I was coming back from the shops and when I got to my gate I saw Preston Glazier and Reglasser. Really, I thought. Just what I need. Right at my door too. I wonder if he’ll be back soon? At which point, I large cracked pane of glass comes towards the truck with a man attached.
“Are you interested in a small job?” I ask. “My kitchen cupboard doors need new glass in them.
“Youa show moi.”
The glass man came into the kitchen with his tape measure.
“I can’t match this a glass,” he said. “But, I have a something with a smaller stipple?”
No sample, I guess? “Sure,” I said. “Sounds fine.”

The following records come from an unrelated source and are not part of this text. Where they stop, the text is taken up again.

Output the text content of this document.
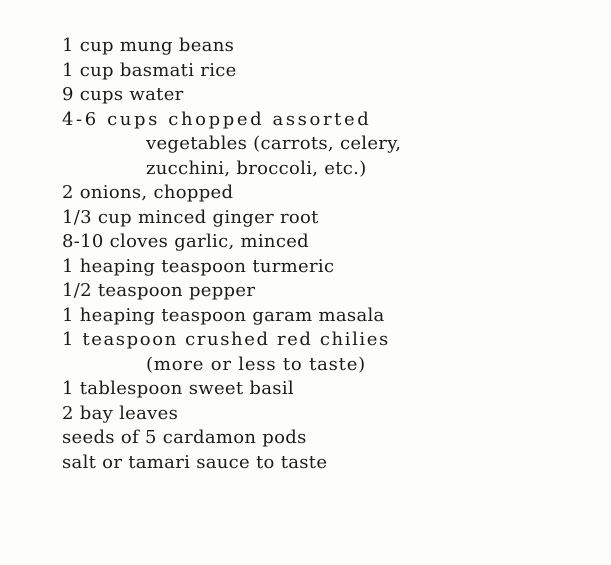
1 cup mung beans
1 cup basmati rice
9 cups water
4-6 cups chopped assorted
vegetables (carrots, celery,
zucchini, broccoli, etc.)
2 onions, chopped
1/3 cup minced ginger root
8-10 cloves garlic, minced
1 heaping teaspoon turmeric
1/2 teaspoon pepper
1 heaping teaspoon garam masala
1 teaspoon crushed red chilies
(more or less to taste)
1 tablespoon sweet basil
2 bay leaves
seeds of 5 cardamon pods
salt or tamari sauce to taste
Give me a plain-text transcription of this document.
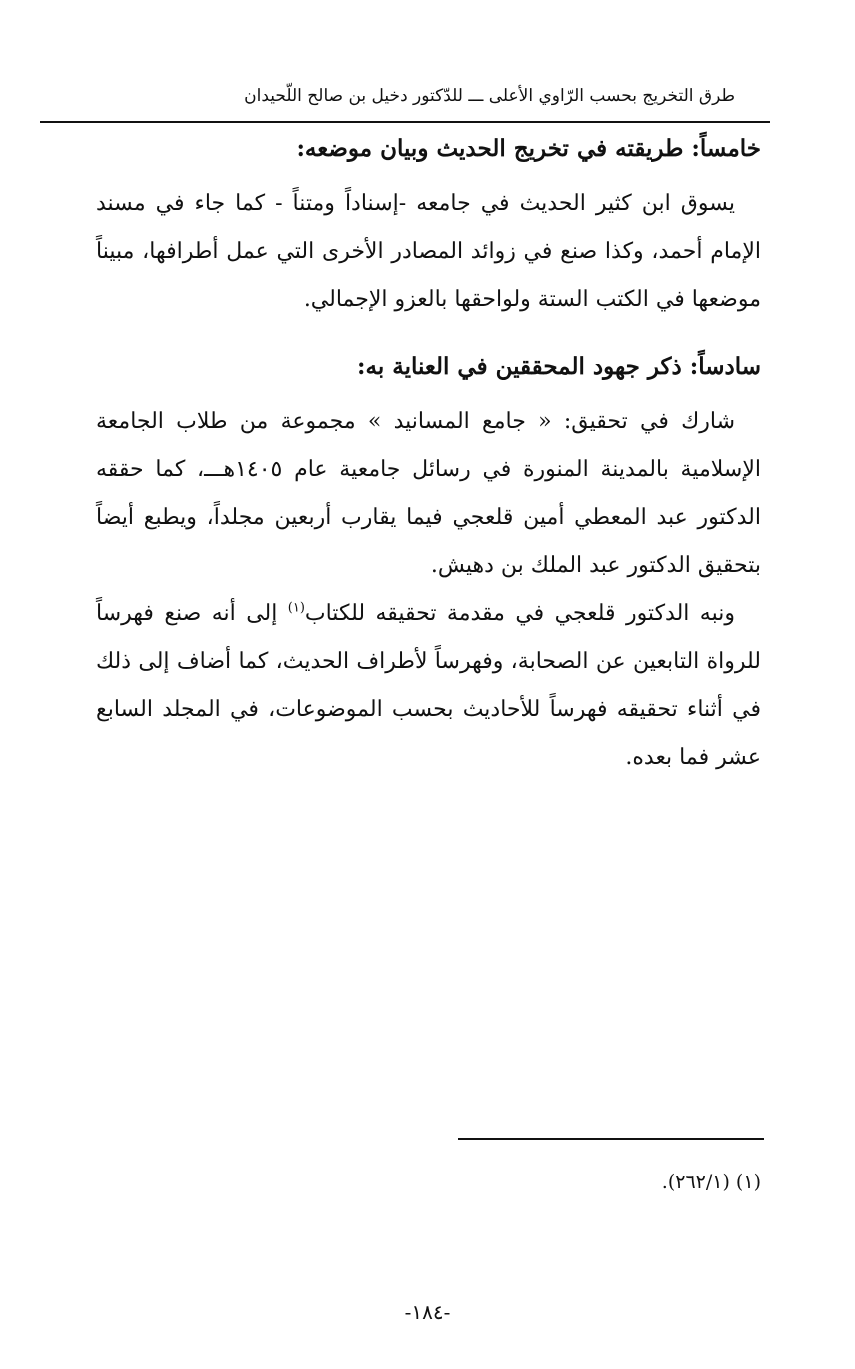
طرق التخريج بحسب الرّاوي الأعلى ـــ للدّكتور دخيل بن صالح اللّحيدان
خامساً: طريقته في تخريج الحديث وبيان موضعه:

يسوق ابن كثير الحديث في جامعه -إسناداً ومتناً - كما جاء في مسند الإمام أحمد، وكذا صنع في زوائد المصادر الأخرى التي عمل أطرافها، مبيناً موضعها في الكتب الستة ولواحقها بالعزو الإجمالي.

سادساً: ذكر جهود المحققين في العناية به:

شارك في تحقيق: « جامع المسانيد » مجموعة من طلاب الجامعة الإسلامية بالمدينة المنورة في رسائل جامعية عام ١٤٠٥هـــ، كما حققه الدكتور عبد المعطي أمين قلعجي فيما يقارب أربعين مجلداً، ويطبع أيضاً بتحقيق الدكتور عبد الملك بن دهيش.

ونبه الدكتور قلعجي في مقدمة تحقيقه للكتاب$^{(١)}$ إلى أنه صنع فهرساً للرواة التابعين عن الصحابة، وفهرساً لأطراف الحديث، كما أضاف إلى ذلك في أثناء تحقيقه فهرساً للأحاديث بحسب الموضوعات، في المجلد السابع عشر فما بعده.

(١) (٢٦٢/١).
-١٨٤-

So if they come back with blue bottle glass I only have myself to blame.
“The glue was nevera any gooda. Cheap,” he said. He held his hands in the air to make a point.
He gave me a price and showed me how to unscrew the cupboard doors
“You a putta ‘em in moi truck and I go finish the job I am doing, which I did.
He came in later and gave me his card. He said something about when he’d have them ready, but I couldn’t understand his thick, I think, Greek accent.
“I see you… couple a...” He points. “Johnston Street.”
“Okay,” I said. What does Johnston Street have to do with it?
“Okay.”
And away sailed my cupboard doors to be re-glazed, finally. The first one was broken by my boyfriend Lauri slamming it in anger, over ten years ago and the rest have progressively dropped out since then. As I watched him go, I thought, I never gave him my number.
And all I could think afterwards was, I wonder if he could introduce me to his son? Chuckle.